The close pass. The cut-up. The turn-without-indicating. Most cyclists have born the brunt of these bad driving habits and muttered a few choice comments under their breath at the driver: ‘If they only knew what it was like they wouldn’t do it!’ ‘Why are they risking my life for a few seconds advantage?’
It’s these hair-raising at best and potentially fatal at worst interactions that are captured in Ford’s virtual reality WheelSwap experience.
The idea is that if drivers experience what it’s like to use the roads as a cyclist, alongside vehicles behaving inconsiderately, they’ll behave more considerately towards cyclists in the future, and vice versa.
The videos take the virtual cyclists through a range of close-calls such as car doors being openedFord
The Share The Road campaign seeks to foster harmony between road users by encouraging empathy. Ford states that it “underlines the company’s belief that enabling more people to cycle safely, especially for short journeys, benefits everyone.”
Over 12,000 people took part in the research in five different European cities and, according to Ford, the results have been positive.
70 percent of WheelSwap users displayed greater empathy to their driving and cycling counterparts compared to those who had not watched the films, 91 percent planned to change their on-road habits, and, claims Ford, 60 percent changed their behaviour two weeks later.
However, there is detail missing here, such as how empathy levels were measured, what behavioural changes took place and whether or not the original test subjects were self-selecting, which may have affected how open they were to changing their behaviours in the first place.

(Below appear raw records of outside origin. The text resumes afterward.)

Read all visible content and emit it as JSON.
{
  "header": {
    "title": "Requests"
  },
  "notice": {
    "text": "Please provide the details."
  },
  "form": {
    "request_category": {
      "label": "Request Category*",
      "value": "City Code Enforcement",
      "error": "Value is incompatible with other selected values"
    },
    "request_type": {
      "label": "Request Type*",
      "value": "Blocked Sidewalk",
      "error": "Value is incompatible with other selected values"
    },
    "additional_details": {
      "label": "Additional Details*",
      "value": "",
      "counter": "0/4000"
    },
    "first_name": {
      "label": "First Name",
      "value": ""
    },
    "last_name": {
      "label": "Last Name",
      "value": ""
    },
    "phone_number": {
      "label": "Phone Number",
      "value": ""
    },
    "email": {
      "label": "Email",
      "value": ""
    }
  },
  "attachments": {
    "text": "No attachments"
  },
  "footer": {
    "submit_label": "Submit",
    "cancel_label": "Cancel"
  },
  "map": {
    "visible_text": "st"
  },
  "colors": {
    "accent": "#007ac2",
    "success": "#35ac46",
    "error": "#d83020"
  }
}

The VR videos also allow cyclists to experience what it’s like to be a driver around cyclists who “jump red lights, cycle down one-way streets the wrong way and swerve unexpectedly,” with the view to promoting reciprocal empathy for car drivers.
The videos are part of Ford’s Share the Road campaignFord
While this sounds commendable on some levels, the research presented by Ford itself states that cyclists account for one in 12 of all road accident fatalities and while it’s beholden on all road users to ride or drive responsibly, it’s more likely to be the cyclist who comes off worse in any incident between car and bike.